Neben zahlreichen Faellen des "Aeltermachens" wurden auf dem
Kindersymposium auch andere Methoden dokumentiert, die gegen
Internationale Konventionen verstossen: So hat Hamburg seit 2002 die
Moeglichkeit, Minderjaehrige "geschlossen unterzubringen". Der
UN-Fluechtlingsrat lehnt eine Abschiebehaft bei Kindern unter 16
grundsaetzlich ab. "Nicht der Gedanke der Betreuung kennzeichnet das
Hamburger Konzept, sondern Ausgrenzung und Bestrafung", erklaerte Anke
Wagner vom Diakonischen Werk Blankenese. 

Adaequate Betreuung von minderjaehrigen Fluechtlingen gefordert

"Das Wohl des Kindes ist vorrangig zu beachten", heisst es in Artikel 3
der UN-Kinderrechtskonvention. Die TeilnehmerInnen des Hamburger
Symposiums forderten den Senat des Hansestadt auf, ihn endlich ernst zu
nehmen und eine adaequate Betreuung und Begleitung von minderjaehrigen
Fluechtlingen zu gewaehrleisten. 

"Ich wuensche mir, dass es nicht von Zufaellen abhaengt, ob ein Kind in
dieser Stadt zu seinem Recht kommt", erklaerte Fanny Dethloff in ihrer
Eroeffnungsansprache des Symposiums. Die Nordelbische Kirche unterhaelt
hierzu drei Beratungsstellen in Hamburg sowie eine
Vormundschaftsberatungsstelle. Weiterhin hat die Kirche einen
Fluechtlingsausschuss der der Kirchenleitung beratend zuarbeitet. 

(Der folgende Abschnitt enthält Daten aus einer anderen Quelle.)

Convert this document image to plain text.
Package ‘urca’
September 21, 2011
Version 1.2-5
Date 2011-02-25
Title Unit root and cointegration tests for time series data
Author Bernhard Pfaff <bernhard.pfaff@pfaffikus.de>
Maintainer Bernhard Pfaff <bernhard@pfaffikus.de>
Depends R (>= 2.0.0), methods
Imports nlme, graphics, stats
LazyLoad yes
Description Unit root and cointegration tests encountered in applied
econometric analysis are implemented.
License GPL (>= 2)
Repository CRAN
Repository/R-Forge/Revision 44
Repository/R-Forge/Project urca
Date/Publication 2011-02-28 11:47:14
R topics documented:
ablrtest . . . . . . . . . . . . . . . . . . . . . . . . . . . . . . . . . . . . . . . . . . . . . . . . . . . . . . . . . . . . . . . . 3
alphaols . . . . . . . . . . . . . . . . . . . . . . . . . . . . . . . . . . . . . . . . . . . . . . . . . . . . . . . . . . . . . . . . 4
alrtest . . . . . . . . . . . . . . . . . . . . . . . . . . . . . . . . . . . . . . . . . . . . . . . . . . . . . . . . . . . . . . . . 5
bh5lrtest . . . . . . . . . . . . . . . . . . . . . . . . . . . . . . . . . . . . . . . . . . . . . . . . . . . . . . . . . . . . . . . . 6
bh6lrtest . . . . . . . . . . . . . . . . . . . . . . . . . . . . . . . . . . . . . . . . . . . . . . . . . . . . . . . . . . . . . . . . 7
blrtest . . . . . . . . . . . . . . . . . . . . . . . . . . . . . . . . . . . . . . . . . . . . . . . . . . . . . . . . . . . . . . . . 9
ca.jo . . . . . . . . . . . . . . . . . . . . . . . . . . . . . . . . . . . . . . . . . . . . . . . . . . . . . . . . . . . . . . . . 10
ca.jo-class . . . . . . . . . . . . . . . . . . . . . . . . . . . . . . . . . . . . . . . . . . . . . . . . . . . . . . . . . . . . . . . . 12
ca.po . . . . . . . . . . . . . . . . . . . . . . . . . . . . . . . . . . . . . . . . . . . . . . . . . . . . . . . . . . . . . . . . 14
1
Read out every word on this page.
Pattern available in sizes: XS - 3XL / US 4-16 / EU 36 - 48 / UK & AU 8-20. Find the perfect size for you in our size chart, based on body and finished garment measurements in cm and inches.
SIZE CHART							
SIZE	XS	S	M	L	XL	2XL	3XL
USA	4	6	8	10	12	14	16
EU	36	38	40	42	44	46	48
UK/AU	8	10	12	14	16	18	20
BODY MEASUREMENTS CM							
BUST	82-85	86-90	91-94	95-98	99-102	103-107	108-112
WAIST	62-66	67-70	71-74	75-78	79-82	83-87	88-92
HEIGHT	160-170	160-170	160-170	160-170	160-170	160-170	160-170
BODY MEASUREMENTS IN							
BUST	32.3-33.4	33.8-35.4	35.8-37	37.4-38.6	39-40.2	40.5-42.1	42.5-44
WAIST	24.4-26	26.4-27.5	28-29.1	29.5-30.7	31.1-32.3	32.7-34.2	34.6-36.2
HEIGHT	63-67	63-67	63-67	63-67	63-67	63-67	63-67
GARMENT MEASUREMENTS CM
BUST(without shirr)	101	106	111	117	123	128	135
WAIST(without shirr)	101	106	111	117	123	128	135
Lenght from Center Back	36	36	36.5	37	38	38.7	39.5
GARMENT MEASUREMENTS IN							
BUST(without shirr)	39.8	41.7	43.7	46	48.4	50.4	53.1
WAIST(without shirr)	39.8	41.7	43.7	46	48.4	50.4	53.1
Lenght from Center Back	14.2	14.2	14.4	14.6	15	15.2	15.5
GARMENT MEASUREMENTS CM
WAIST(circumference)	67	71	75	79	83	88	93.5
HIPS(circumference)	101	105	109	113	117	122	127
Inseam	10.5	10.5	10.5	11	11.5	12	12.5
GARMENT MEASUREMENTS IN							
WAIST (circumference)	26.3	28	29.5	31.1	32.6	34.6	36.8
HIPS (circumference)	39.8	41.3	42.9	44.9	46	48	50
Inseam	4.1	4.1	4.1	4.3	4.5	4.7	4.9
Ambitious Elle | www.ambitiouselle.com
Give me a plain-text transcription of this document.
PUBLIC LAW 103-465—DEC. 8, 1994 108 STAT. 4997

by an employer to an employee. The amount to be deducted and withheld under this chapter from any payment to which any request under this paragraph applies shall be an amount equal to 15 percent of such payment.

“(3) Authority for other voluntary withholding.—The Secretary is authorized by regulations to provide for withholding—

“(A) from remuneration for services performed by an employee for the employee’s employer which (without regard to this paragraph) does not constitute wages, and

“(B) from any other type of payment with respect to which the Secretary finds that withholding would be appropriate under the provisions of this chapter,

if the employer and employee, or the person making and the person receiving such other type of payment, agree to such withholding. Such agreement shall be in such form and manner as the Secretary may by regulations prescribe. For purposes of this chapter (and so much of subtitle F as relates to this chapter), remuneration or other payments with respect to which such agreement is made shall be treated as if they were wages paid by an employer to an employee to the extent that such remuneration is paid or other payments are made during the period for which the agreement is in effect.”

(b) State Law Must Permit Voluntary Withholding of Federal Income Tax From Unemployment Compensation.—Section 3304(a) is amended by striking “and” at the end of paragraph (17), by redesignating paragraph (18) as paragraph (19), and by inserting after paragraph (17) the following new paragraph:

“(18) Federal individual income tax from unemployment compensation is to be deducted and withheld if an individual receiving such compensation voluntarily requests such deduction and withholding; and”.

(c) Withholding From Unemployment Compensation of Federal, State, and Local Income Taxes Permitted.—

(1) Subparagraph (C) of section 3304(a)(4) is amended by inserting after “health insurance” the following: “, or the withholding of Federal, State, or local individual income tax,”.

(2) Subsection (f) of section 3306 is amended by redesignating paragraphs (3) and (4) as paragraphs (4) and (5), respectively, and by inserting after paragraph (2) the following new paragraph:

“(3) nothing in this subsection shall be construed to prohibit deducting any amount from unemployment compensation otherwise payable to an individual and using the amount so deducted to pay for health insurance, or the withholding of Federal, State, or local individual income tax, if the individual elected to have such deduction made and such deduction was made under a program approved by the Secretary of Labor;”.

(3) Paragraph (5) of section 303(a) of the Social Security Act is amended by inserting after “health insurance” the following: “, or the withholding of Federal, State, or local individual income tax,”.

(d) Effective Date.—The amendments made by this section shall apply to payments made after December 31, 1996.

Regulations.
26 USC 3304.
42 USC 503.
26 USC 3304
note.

Einen Schwerpunkt der zukuenftigen Arbeit werde das Thema
undokumentierte, in der Illegalitaet lebende Fluechtlinge betreffen, so
Dethloff. Seit Februar 2002 gebe es dazu einen Beschluss der
Nordelbischen Synode, dass haupt- und ehrenamtliche MitarbeiterInnen,
die illegalisierten Fluechtlinge in Not helfen und mit dem Gesetz in
Konflikt geraten, geschuetzt wuerden durch die Kirche.

Die Nordelbische Evangelisch-Lutherische Kirche hat rund 2,2 Millionen
Mitglieder und gehoert seit 1977 zum Lutherischen Weltbund (LWB). (786
Woerter)

(Dieser Beitrag beruht auf einem Bericht von Oliver Spiess, Hamburg.)